KLM Royal Dutch Airlines will today join 800 fans in bidding a final farewell to the MD-11. KLM operated ten MD-11s between 1993 and today.
With three special Farewell Flights over the Netherlands, those in attendance will have one last chance to enjoy their favourite aircraft. Tickets for these flights sold out within minutes. This last MD-11 flight also marks the end of a remarkable era in civil aviation. KLM is the last airline in the world to deploy the MD-11 for passenger traffic. The partnership between Douglas and KLM lasted more than 80 years, which is unique.
Since 1934, KLM is the only airline in the world to have operated every series-built aircraft type manufactured by Douglas, from DC2 to DC10. It all began in 1934 with KLM’s first DC-2, which remained in service until 1946. The legendary PH-AJU “Uiver” (Stork), which won the handicap section of the London to Melbourne race in 1934, was a DC-2. The DC-3 Dakota will be on show on the apron during the farewell event at Schiphol. KLM is the only airline to have operated the DC-5, because it was the only airline that did not cancel its order for this aircraft during the Second World War.

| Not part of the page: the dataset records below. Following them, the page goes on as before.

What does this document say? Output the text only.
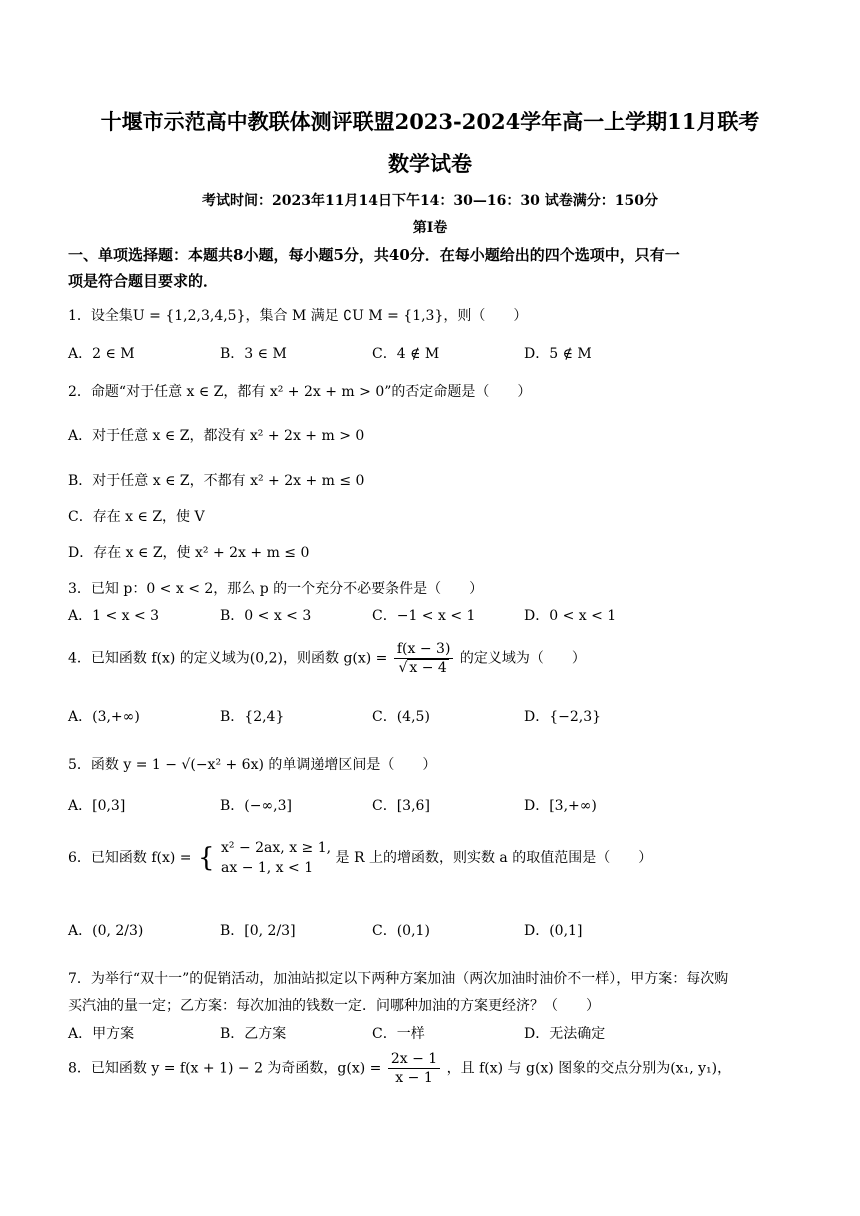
十堰市示范高中教联体测评联盟2023-2024学年高一上学期11月联考
数学试卷
考试时间：2023年11月14日下午14：30—16：30 试卷满分：150分
第Ⅰ卷
一、单项选择题：本题共8小题，每小题5分，共40分．在每小题给出的四个选项中，只有一
项是符合题目要求的．
1．设全集U = {1,2,3,4,5}，集合 M 满足 ∁U M = {1,3}，则（　　）
A．2 ∈ M	B．3 ∈ M	C．4 ∉ M	D．5 ∉ M
2．命题“对于任意 x ∈ Z，都有 x² + 2x + m > 0”的否定命题是（　　）
A．对于任意 x ∈ Z，都没有 x² + 2x + m > 0
B．对于任意 x ∈ Z，不都有 x² + 2x + m ≤ 0
C．存在 x ∈ Z，使 V
D．存在 x ∈ Z，使 x² + 2x + m ≤ 0
3．已知 p：0 < x < 2，那么 p 的一个充分不必要条件是（　　）
A．1 < x < 3	B．0 < x < 3	C．−1 < x < 1	D．0 < x < 1
4．已知函数 f(x) 的定义域为(0,2)，则函数 $g(x) = \frac{f(x - 3)}{√ x - 4}$ 的定义域为（　　）
A．(3,+∞)	B．{2,4}	C．(4,5)	D．{−2,3}
5．函数 y = 1 − √(−x² + 6x) 的单调递增区间是（　　）
A．[0,3]	B．(−∞,3]	C．[3,6]	D．[3,+∞)
6．已知函数 f(x) = { x² − 2ax, x ≥ 1,
ax − 1, x < 1
是 R 上的增函数，则实数 a 的取值范围是（　　）
A．(0, 2/3)	B．[0, 2/3]	C．(0,1)	D．(0,1]
7．为举行“双十一”的促销活动，加油站拟定以下两种方案加油（两次加油时油价不一样），甲方案：每次购
买汽油的量一定；乙方案：每次加油的钱数一定．问哪种加油的方案更经济？（　　）
A．甲方案	B．乙方案	C．一样	D．无法确定
8．已知函数 y = f(x + 1) − 2 为奇函数，$g(x) = \frac{2x - 1}{x - 1}$ ，且 f(x) 与 g(x) 图象的交点分别为(x₁, y₁)，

Today, KLM bids a fond farewell to this legendary aircraft and has the honour, as a loyal customer, of marking the end of the Douglas era. Over the last few years, KLM has invested in a modern, fuel-efficient and sustainable fleet, for which the MD-11 is no longer suited. The MD-11 will be succeeded by the Boeing 787-9 Dreamliner in 2015. The Boeing Dreamliner can carry 294 passengers, generates fuel savings of around 30%, and produces less noise and CO2 emissions. This is how KLM is contributing to a more sustainable airline industry. The Airbus A330 and Boeing 777 will deployed instead of the MD-11 until the new aircraft are delivered.